Logo

Pipeline and automate your training data

Building great training data for your NLP project can be ... difficult. For many reasons, such as:

  • having little documentation how the training data was collected and labeled
  • having no idea how good the data quality is
  • reaching a sufficient training data size
  • doing all of this with little structure

Addressing these problems is what refinery was designed for.

Shown in the respective documentation of refinery, you can see how it solves issues like quality assurance, labeling automation or task orchestration. Now, we show you how you can streamline your training data pipeline and ensure that you continuously grow your database.

With workflow, you can synchronize stores with a refinery project, meaning automatically appending training data that is entered into a store to a refinery project. What does this mean?
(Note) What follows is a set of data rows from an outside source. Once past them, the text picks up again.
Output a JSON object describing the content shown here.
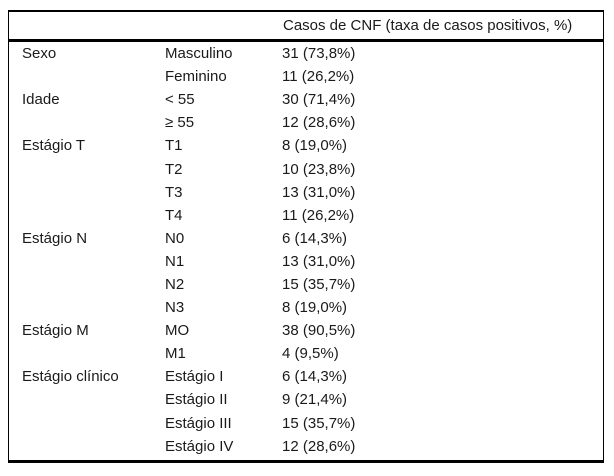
{
  "table": {
    "header": {
      "value_column": "Casos de CNF (taxa de casos positivos, %)"
    },
    "rows": [
      {
        "category": "Sexo",
        "sub": "Masculino",
        "value": "31 (73,8%)"
      },
      {
        "category": "",
        "sub": "Feminino",
        "value": "11 (26,2%)"
      },
      {
        "category": "Idade",
        "sub": "< 55",
        "value": "30 (71,4%)"
      },
      {
        "category": "",
        "sub": "≥ 55",
        "value": "12 (28,6%)"
      },
      {
        "category": "Estágio T",
        "sub": "T1",
        "value": "8 (19,0%)"
      },
      {
        "category": "",
        "sub": "T2",
        "value": "10 (23,8%)"
      },
      {
        "category": "",
        "sub": "T3",
        "value": "13 (31,0%)"
      },
      {
        "category": "",
        "sub": "T4",
        "value": "11 (26,2%)"
      },
      {
        "category": "Estágio N",
        "sub": "N0",
        "value": "6 (14,3%)"
      },
      {
        "category": "",
        "sub": "N1",
        "value": "13 (31,0%)"
      },
      {
        "category": "",
        "sub": "N2",
        "value": "15 (35,7%)"
      },
      {
        "category": "",
        "sub": "N3",
        "value": "8 (19,0%)"
      },
      {
        "category": "Estágio M",
        "sub": "MO",
        "value": "38 (90,5%)"
      },
      {
        "category": "",
        "sub": "M1",
        "value": "4 (9,5%)"
      },
      {
        "category": "Estágio clínico",
        "sub": "Estágio I",
        "value": "6 (14,3%)"
      },
      {
        "category": "",
        "sub": "Estágio II",
        "value": "9 (21,4%)"
      },
      {
        "category": "",
        "sub": "Estágio III",
        "value": "15 (35,7%)"
      },
      {
        "category": "",
        "sub": "Estágio IV",
        "value": "12 (28,6%)"
      }
    ]
  }
}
With workflow, you have a full training data engine, capable of chaining complex actions to build your training data over time.

Fig. 1: Fill stores based on any condition you'd like, and then synchronize them with refinery projects.
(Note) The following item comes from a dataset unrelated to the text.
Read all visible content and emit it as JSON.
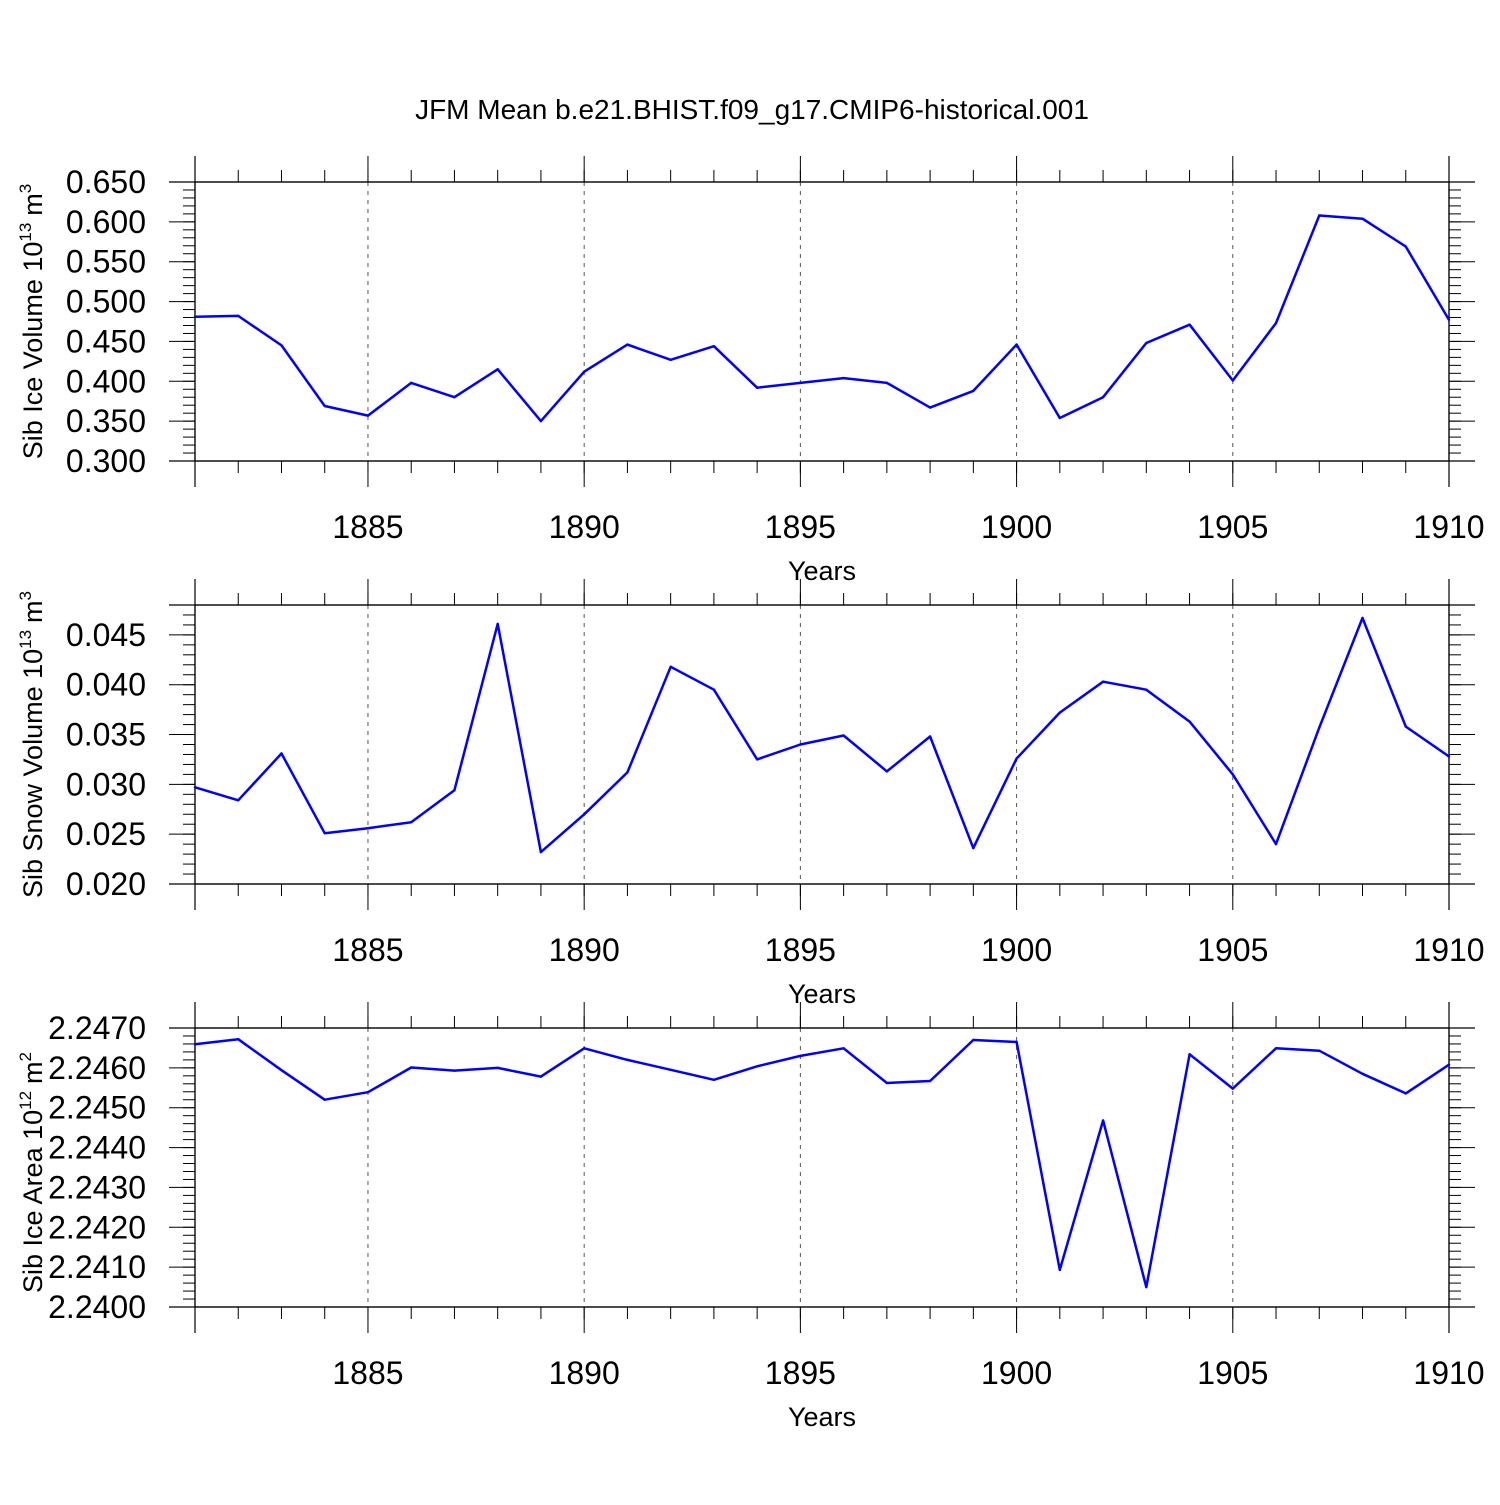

In the above example, you can see

  • a Google inbox which is pushing data to a gates model.
  • this gates model is analyzing the language of the email,
  • and forwards English emails to the English shared store,
  • whereas German mails are forwarded to the German shared store.
  • both stores are attached to a separate refinery project. This means that your database grows naturally over time!

With workflow, gates and refinery, you can set up training data pipelines of arbitrary complexity - both super simple, or tailored to any requirement you have.